Reminder: :math:`\lambda` is never in a FOLLOW set.
:math:`\mbox{FOLLOW}(S) = \{ \$, c \}`
:math:`\$` goes into :math:`\mbox{FOLLOW}(S)` by rule 1.
Then :math:`c` goes into :math:`\mbox{FOLLOW}(S)` by rule 2 since
:math:`S \rightarrow aSc` and :math:`\mbox{FIRST}(c) = \{c\}`.

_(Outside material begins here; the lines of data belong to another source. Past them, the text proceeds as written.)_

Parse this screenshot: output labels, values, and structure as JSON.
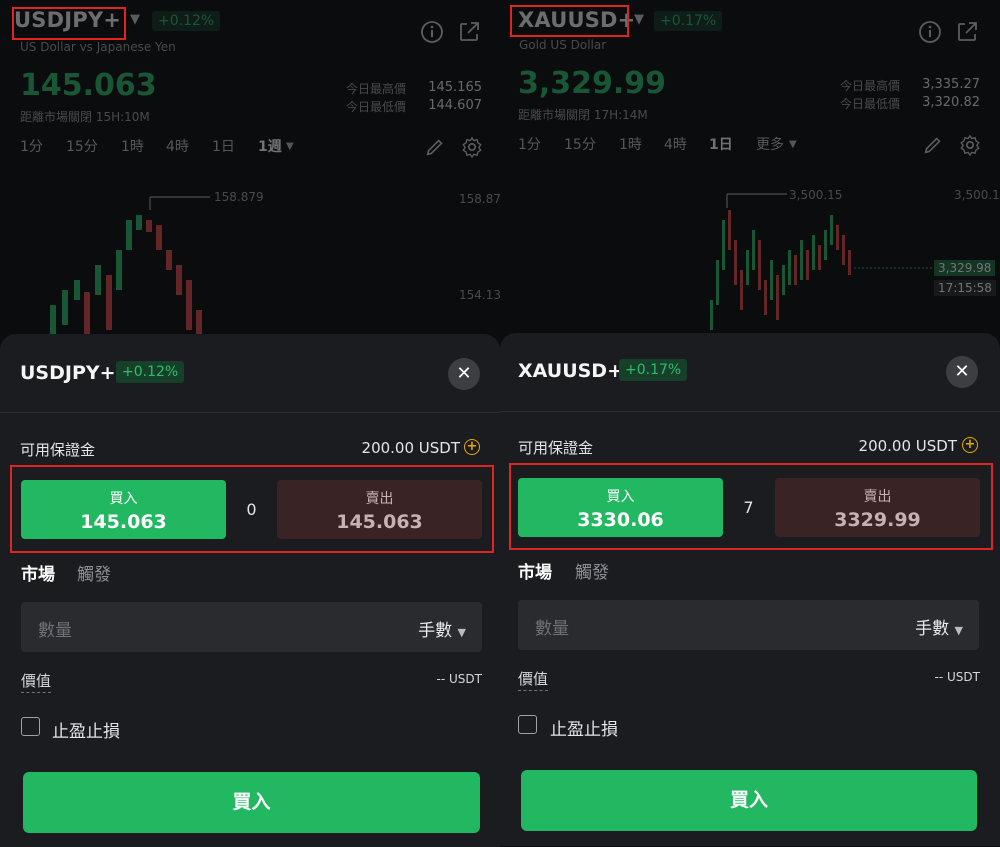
{
  "panels": [
    {
      "symbol": "USDJPY+",
      "change": "+0.12%",
      "description": "US Dollar vs Japanese Yen",
      "price": "145.063",
      "closing_note": "距離市場關閉 15H:10M",
      "high_label": "今日最高價",
      "high_value": "145.165",
      "low_label": "今日最低價",
      "low_value": "144.607",
      "timeframes": [
        "1分",
        "15分",
        "1時",
        "4時",
        "1日",
        "1週"
      ],
      "active_timeframe": "1週",
      "chart": {
        "max_label": "158.879",
        "axis_labels": [
          "158.879",
          "154.136"
        ]
      },
      "sheet": {
        "symbol": "USDJPY+",
        "change": "+0.12%",
        "margin_label": "可用保證金",
        "margin_value": "200.00 USDT",
        "buy_label": "買入",
        "buy_price": "145.063",
        "spread": "0",
        "sell_label": "賣出",
        "sell_price": "145.063",
        "order_tabs": [
          "市場",
          "觸發"
        ],
        "qty_placeholder": "數量",
        "unit": "手數",
        "value_label": "價值",
        "value_value": "-- USDT",
        "tpsl_label": "止盈止損",
        "submit_label": "買入"
      }
    },
    {
      "symbol": "XAUUSD+",
      "change": "+0.17%",
      "description": "Gold US Dollar",
      "price": "3,329.99",
      "closing_note": "距離市場關閉 17H:14M",
      "high_label": "今日最高價",
      "high_value": "3,335.27",
      "low_label": "今日最低價",
      "low_value": "3,320.82",
      "timeframes": [
        "1分",
        "15分",
        "1時",
        "4時",
        "1日",
        "更多"
      ],
      "active_timeframe": "1日",
      "chart": {
        "max_label": "3,500.15",
        "axis_labels": [
          "3,500.15",
          "3,329.98",
          "17:15:58"
        ]
      },
      "sheet": {
        "symbol": "XAUUSD+",
        "change": "+0.17%",
        "margin_label": "可用保證金",
        "margin_value": "200.00 USDT",
        "buy_label": "買入",
        "buy_price": "3330.06",
        "spread": "7",
        "sell_label": "賣出",
        "sell_price": "3329.99",
        "order_tabs": [
          "市場",
          "觸發"
        ],
        "qty_placeholder": "數量",
        "unit": "手數",
        "value_label": "價值",
        "value_value": "-- USDT",
        "tpsl_label": "止盈止損",
        "submit_label": "買入"
      }
    }
  ],
  "colors": {
    "up_green": "#2ebd6b",
    "buy_green": "#22b862",
    "sell_dark": "#3a2324",
    "highlight_red": "#e02424",
    "margin_plus": "#e6a700"
  }
}
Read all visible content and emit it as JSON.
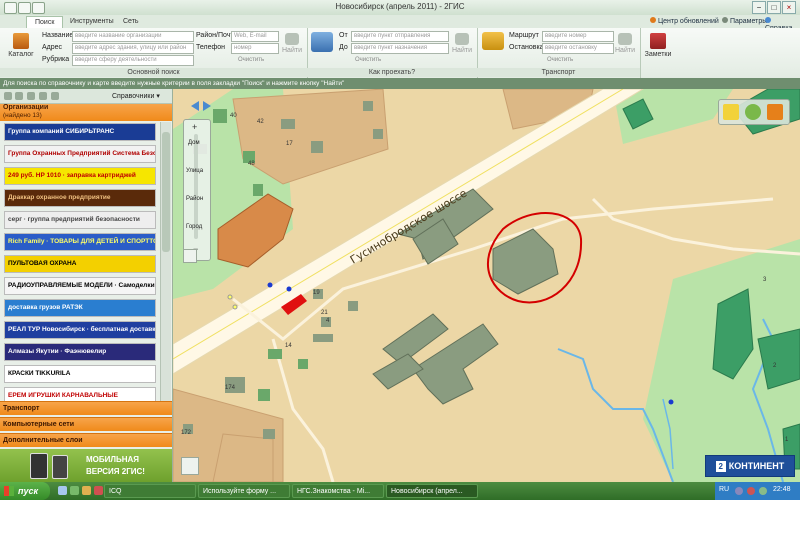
{
  "window": {
    "title": "Новосибирск (апрель 2011) - 2ГИС",
    "controls": [
      "−",
      "□",
      "×"
    ]
  },
  "tabs": [
    {
      "label": "Поиск",
      "active": true
    },
    {
      "label": "Инструменты",
      "active": false
    },
    {
      "label": "Сеть",
      "active": false
    }
  ],
  "top_links": {
    "updates": "Центр обновлений",
    "settings": "Параметры",
    "help": "Справка"
  },
  "ribbon": {
    "basic_search": {
      "group_label": "Основной поиск",
      "catalog_label": "Каталог",
      "labels": {
        "name": "Название",
        "address": "Адрес",
        "rubric": "Рубрика",
        "city": "Район/Почта",
        "phone": "Телефон"
      },
      "placeholders": {
        "name": "введите название организации",
        "address": "введите адрес здания, улицу или район",
        "rubric": "введите сферу деятельности",
        "web": "Web, E-mail",
        "phone": "номер"
      },
      "clear_label": "Очистить",
      "find_label": "Найти"
    },
    "route": {
      "group_label": "Как проехать?",
      "labels": {
        "from": "От",
        "to": "До"
      },
      "placeholders": {
        "from": "введите пункт отправления",
        "to": "введите пункт назначения"
      },
      "clear_label": "Очистить",
      "find_label": "Найти"
    },
    "transport": {
      "group_label": "Транспорт",
      "labels": {
        "route": "Маршрут",
        "stop": "Остановка"
      },
      "placeholders": {
        "route": "введите номер",
        "stop": "введите остановку"
      },
      "clear_label": "Очистить",
      "find_label": "Найти"
    },
    "notes": {
      "label": "Заметки"
    }
  },
  "info_strip": "Для поиска по справочнику и карте введите нужные критерии в поля закладки \"Поиск\" и нажмите кнопку \"Найти\"",
  "left_panel": {
    "toolbar_dropdown": "Справочники",
    "org_header": "Организации",
    "org_count": "(найдено 13)",
    "ads": [
      {
        "text": "Группа компаний СИБИРЬТРАНС",
        "bg": "#1a3c95",
        "fg": "#ffffff"
      },
      {
        "text": "Группа Охранных Предприятий Система Безопасности «ФАКТОР»",
        "bg": "#f2f2f2",
        "fg": "#b00000"
      },
      {
        "text": "249 руб. HP 1010 · заправка картриджей",
        "bg": "#f6e600",
        "fg": "#c00000"
      },
      {
        "text": "Драккар охранное предприятие",
        "bg": "#5a2a0a",
        "fg": "#f0c080"
      },
      {
        "text": "серг · группа предприятий безопасности",
        "bg": "#eeeeee",
        "fg": "#444444"
      },
      {
        "text": "Rich Family · ТОВАРЫ ДЛЯ ДЕТЕЙ И СПОРТТОВАРЫ",
        "bg": "#2a5dc8",
        "fg": "#ffff66"
      },
      {
        "text": "ПУЛЬТОВАЯ ОХРАНА",
        "bg": "#f3d000",
        "fg": "#000000"
      },
      {
        "text": "РАДИОУПРАВЛЯЕМЫЕ МОДЕЛИ · Самоделкин",
        "bg": "#f5f5f5",
        "fg": "#000000"
      },
      {
        "text": "доставка грузов РАТЭК",
        "bg": "#2a7ed0",
        "fg": "#ffffff"
      },
      {
        "text": "РЕАЛ ТУР Новосибирск · бесплатная доставка АВИАБИЛЕТОВ",
        "bg": "#1f3fa0",
        "fg": "#ffffff"
      },
      {
        "text": "Алмазы Якутии · Фаэнювелир",
        "bg": "#2a2a7a",
        "fg": "#ffffff"
      },
      {
        "text": "КРАСКИ TIKKURILA",
        "bg": "#ffffff",
        "fg": "#000000"
      },
      {
        "text": "ЕРЕМ ИГРУШКИ КАРНАВАЛЬНЫЕ",
        "bg": "#ffffff",
        "fg": "#c00000"
      }
    ],
    "sections": [
      "Транспорт",
      "Компьютерные сети",
      "Дополнительные слои"
    ],
    "mobile_banner": [
      "МОБИЛЬНАЯ",
      "ВЕРСИЯ 2ГИС!"
    ]
  },
  "map": {
    "street_label": "Гусинобродское шоссе",
    "zoom_labels": [
      "Дом",
      "Улица",
      "Район",
      "Город"
    ],
    "building_numbers": [
      "40",
      "42",
      "17",
      "48",
      "19",
      "21",
      "4",
      "14",
      "174",
      "172",
      "3",
      "2",
      "1"
    ],
    "brand": "КОНТИНЕНТ",
    "brand_mark": "2",
    "highlight_color": "#d40000"
  },
  "taskbar": {
    "start": "пуск",
    "tasks": [
      "ICQ",
      "Используйте форму ...",
      "НГС.Знакомства - Mi...",
      "Новосибирск (апрел..."
    ],
    "lang": "RU",
    "clock": "22:48"
  }
}
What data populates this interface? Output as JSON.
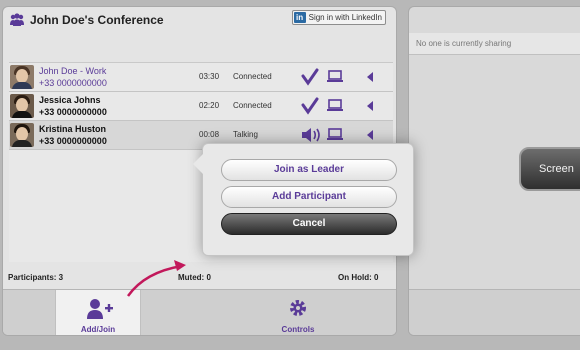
{
  "conference": {
    "title": "John Doe's Conference"
  },
  "linkedin": {
    "logo": "in",
    "label": "Sign in with LinkedIn"
  },
  "participants": [
    {
      "name": "John Doe - Work",
      "number": "+33 0000000000",
      "time": "03:30",
      "status": "Connected",
      "state_icon": "check-icon",
      "is_self": true
    },
    {
      "name": "Jessica Johns",
      "number": "+33 0000000000",
      "time": "02:20",
      "status": "Connected",
      "state_icon": "check-icon",
      "is_self": false
    },
    {
      "name": "Kristina Huston",
      "number": "+33 0000000000",
      "time": "00:08",
      "status": "Talking",
      "state_icon": "speaker-icon",
      "is_self": false
    }
  ],
  "stats": {
    "participants": "Participants: 3",
    "muted": "Muted: 0",
    "on_hold": "On Hold: 0"
  },
  "nav": {
    "add_join": "Add/Join",
    "controls": "Controls"
  },
  "sharing": {
    "status_text": "No one is currently sharing",
    "screen_button": "Screen"
  },
  "popup": {
    "join_leader": "Join as Leader",
    "add_participant": "Add Participant",
    "cancel": "Cancel"
  },
  "colors": {
    "accent": "#5a3b98",
    "annotation": "#c2185b"
  }
}
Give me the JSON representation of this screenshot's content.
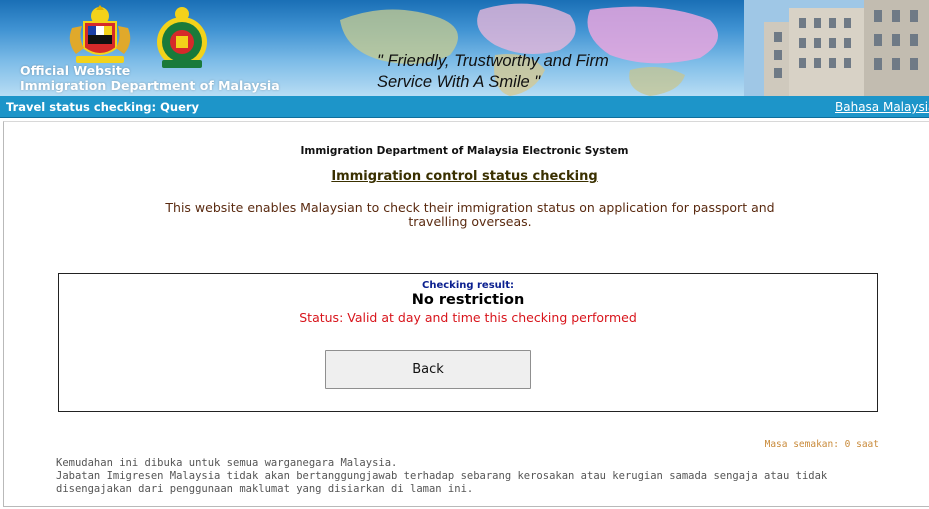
{
  "banner": {
    "official_line1": "Official Website",
    "official_line2": "Immigration Department of Malaysia",
    "slogan_line1": "\" Friendly, Trustworthy and Firm",
    "slogan_line2": "Service With A Smile \""
  },
  "nav": {
    "title": "Travel status checking: Query",
    "language_link": "Bahasa Malaysia"
  },
  "main": {
    "system_name": "Immigration Department of Malaysia Electronic System",
    "heading": "Immigration control status checking",
    "intro": "This website enables Malaysian to check their immigration status on application for passport and travelling overseas."
  },
  "result": {
    "label": "Checking result:",
    "value": "No restriction",
    "status": "Status: Valid at day and time this checking performed",
    "back_label": "Back"
  },
  "timer": "Masa semakan: 0 saat",
  "footer": {
    "line1": "Kemudahan ini dibuka untuk semua warganegara Malaysia.",
    "line2": "Jabatan Imigresen Malaysia tidak akan bertanggungjawab terhadap sebarang kerosakan atau kerugian samada sengaja atau tidak",
    "line3": "disengajakan dari penggunaan maklumat yang disiarkan di laman ini."
  },
  "colors": {
    "nav_bar": "#1d95c9",
    "status_text": "#d8141b",
    "result_label": "#0a1f8f",
    "timer_text": "#c98a3a"
  }
}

:math:`\mbox{FOLLOW}(B) = \{ \$, c \}`
By rule 3 and :math:`S \rightarrow B`, :math:`\mbox{FOLLOW}(S)` is
added to :math:`\mbox{FOLLOW}(B)`.
.. topic:: Example:
| :math:`S \rightarrow BCD \mid aD`
| :math:`A \rightarrow CEB \mid aA`
| :math:`B \rightarrow b \mid \lambda`
| :math:`C \rightarrow dB \mid \lambda`
| :math:`D \rightarrow cA \mid \lambda`
| :math:`E \rightarrow e \mid fE`
:math:`\mbox{FOLLOW}(S) = \{\$\}`
:math:`\mbox{FOLLOW}(A) = \{\$\}`
:math:`\mbox{FOLLOW}(B) = \{d, c, e, f\$\}`
:math:`\mbox{FOLLOW}(C) = \{c, e, f\$\}`
:math:`\mbox{FOLLOW}(D) = \{\$\}`
:math:`\mbox{FOLLOW}(E) = \{b, \$\}`